The “Waldstein” was on the program as Irish pianist John O’Conor presented his recital on Thursday evening at the Metropolitan Museum.

I am not a pianist, but 50 years of observation has alerted me to the phenomenon that certain senior keyboard artists have reached a state of satori, of being at one with the music. My two favorite Beethoven interpreters, Arrau and Kempff, fell into that category, and it appears that Mr. O’Conor does as well.

Oddly, I do not feel this way about older violinists or cellists or tuba players. But pianists replicate the creative process of most of our beloved composers.

At the museum, it was possible to think of this recital as being given by Beethoven himself.

Some touches that lent an air of authenticity to this performance were Mr. O’Conor’s supreme confidence in playing quite softly, even in the “action hero” sections where the audience witnessed his protean sense of style and arresting ability to turn an entire movement on one leading tone. The last note of that belated second Waldstein movement rang out so noticeably, and was sustained for such a long time, that a listener could easily understand the entire construction of the piece in an instant. You really have to know your stuff to punctuate so decisively.

Also on the program was the Sonata in C minor, Op. 111, the one with the striking opening reminiscent of Greek tragedy (Richard Strauss, whose piano pieces (Op. 3) is a reworking of Beethoven’s fate motif from the Fifth Symphony, must have taken notice when first contemplating the opening of “Elektra”). This was a dramatic study in contrast;

Mr. O’Conor ratcheted up the volume without seeming to labor or struggle. Continuing the Greek imagery, this performance was oracular.

Not that there weren’t problems. Young people have their cellular telephones and the older crowd has its hearing aids – parenthetically, Mr. O’Conor and I felt like callow youths in this audience – one of which provided a metallic obbligato to the proceedings. I finally had to move to the back of the hall to avoid its interference. Also, Mr. O’Conor may have lost a step with regard to accuracy, but overall his technique was solid.
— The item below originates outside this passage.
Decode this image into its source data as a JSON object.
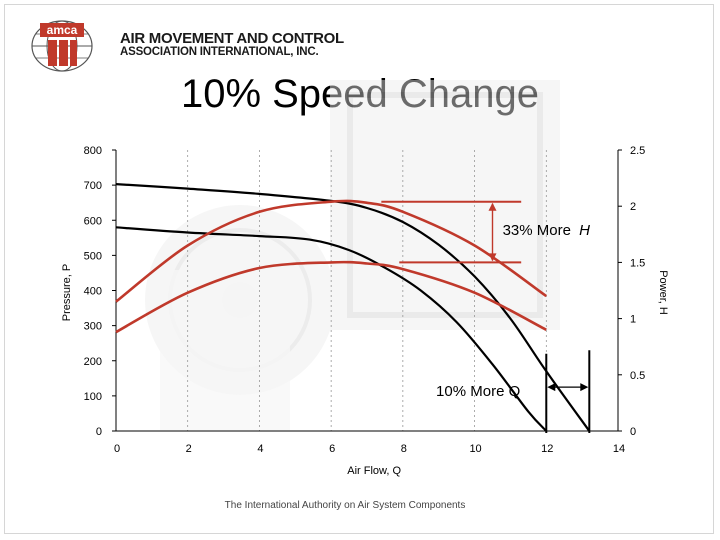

There was also Schubert on the menu, specifically 12 early waltzes and Four Impromptus, D. 899. The dances had that special Schubertian poignancy, the music of the wallflower rather than the participant, a spirit so brilliantly captured by Mahler in several of his middle movements. The Impromptus were well-crafted; from the stateliness of the C minor to the rippling water imagery of the G flat major, Mr. O’Conor exhibited poetic mastery. I will always be grateful to him for introducing so many of us to the piano music of his countryman John Field, and this set in its sheer beauty recalled that forgotten tone poet.

This recital was part of the Piano Forte series at the museum wherein the recitalists are given a choice of using more than one piano an evening. Mr. O’Conor and his audience were more than content to stick with one tried and true Steinway.